La parole est à M. Denys Robiliard, rapporteur thématique, qui va s’en tenir à l’amendement.
Il ne vous a pas échappé que la discussion portait à la fois sur le principe du temps programmé et ses avatars, et sur l’amendement du Gouvernement. Je voulais simplement dire à Mme Fraysse que le mécanisme proposé n’a pas pour objet de permettre ce que l’on appelle la « violation efficace d’un droit », autrement dit le fait d’anticiper les conséquences de la violation délibérée d’un droit en en connaissant le coût, dans le cadre d’un calcul rationnel. Il ne faut pas s’imaginer qu’un employeur ne sait pas, au moins approximativement, quel coût il devra prendre en charge ou quel risque il encourt.
Quand on lui intente un procès, l’employeur doit le provisionner. Comment calcule-t-il le coût ? Il le demande à son avocat, qui est directement interrogé par le commissaire aux comptes, dans le cas où l’employeur y a recours. Il lui répond, souvent en faisant passer la lettre par l’intermédiaire de son client, afin de respecter le secret professionnel. Il lui dit quels sont les risques, quelle est la jurisprudence habituelle du conseil de prud’hommes ou de la cour d’appel. Il lui dit qu’il aura tant à payer, que le fait de devoir rembourser les Assedic dans la limite de six mois de salaire, cela fera tant. Il affecte éventuellement la somme d’un coefficient.
Il est heureux que l’on dispose de ces moyens, car cela signifie que la justice est prévisible. Cela ne signifie pas que l’on connaît le montant exact et qu’il n’y a pas d’aléa judiciaire, mais, simplement, qu’il y a une prévisibilité.
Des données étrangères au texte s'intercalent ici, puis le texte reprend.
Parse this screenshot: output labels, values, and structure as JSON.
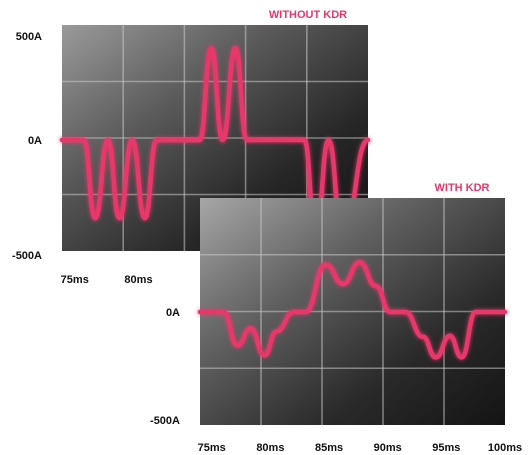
{
  "accent_color": "#e8386b",
  "chart_data": [
    {
      "type": "line",
      "title": "WITHOUT KDR",
      "y_ticks": [
        {
          "value": 500,
          "label": "500A"
        },
        {
          "value": 0,
          "label": "0A"
        },
        {
          "value": -500,
          "label": "-500A"
        }
      ],
      "x_ticks": [
        {
          "value": 75,
          "label": "75ms"
        },
        {
          "value": 80,
          "label": "80ms"
        }
      ],
      "xlim": [
        74,
        98
      ],
      "ylim": [
        -580,
        580
      ],
      "grid": true,
      "series": [
        {
          "x": [
            74,
            75.7,
            76.6,
            77.6,
            78.5,
            79.5,
            80.5,
            81.4,
            84.8,
            85.7,
            86.6,
            87.6,
            88.5,
            89.4,
            93,
            93.9,
            94.9,
            96,
            98
          ],
          "y": [
            0,
            0,
            -340,
            0,
            -340,
            0,
            -340,
            0,
            0,
            400,
            0,
            400,
            0,
            0,
            0,
            -420,
            0,
            -420,
            0
          ]
        }
      ]
    },
    {
      "type": "line",
      "title": "WITH KDR",
      "y_ticks": [
        {
          "value": 0,
          "label": "0A"
        },
        {
          "value": -500,
          "label": "-500A"
        }
      ],
      "x_ticks": [
        {
          "value": 75,
          "label": "75ms"
        },
        {
          "value": 80,
          "label": "80ms"
        },
        {
          "value": 85,
          "label": "85ms"
        },
        {
          "value": 90,
          "label": "90ms"
        },
        {
          "value": 95,
          "label": "95ms"
        },
        {
          "value": 100,
          "label": "100ms"
        }
      ],
      "xlim": [
        74,
        100
      ],
      "ylim": [
        -580,
        580
      ],
      "grid": true,
      "series": [
        {
          "x": [
            74,
            76,
            77.2,
            78.3,
            79.5,
            80.5,
            82,
            83,
            84.7,
            86.2,
            87.6,
            89,
            90.2,
            91.5,
            93,
            94.1,
            95.3,
            96.3,
            97.5,
            100
          ],
          "y": [
            0,
            0,
            -155,
            -75,
            -200,
            -90,
            0,
            0,
            220,
            130,
            230,
            120,
            0,
            0,
            -115,
            -210,
            -110,
            -210,
            0,
            0
          ]
        }
      ]
    }
  ]
}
Que serait, en effet, une justice non prévisible ou qui n’est pas prévisible a minima ? Ce serait une justice arbitraire.
Il est procédé au scrutin.
Voici le résultat du scrutin :
Nombre de votants: 39 Nombre de suffrages exprimés: 38 Majorité absolue: 20 Pour l’adoption: 30 contre: 8 (L’amendement no 3290 est adopté.)
Prochaine séance, ce soir, à vingt-deux heures :
Suite de la discussion du projet de loi pour la croissance, l’activité et l’égalité des chances économiques.
La séance est levée.
La séance est levée à vingt heures vingt-cinq.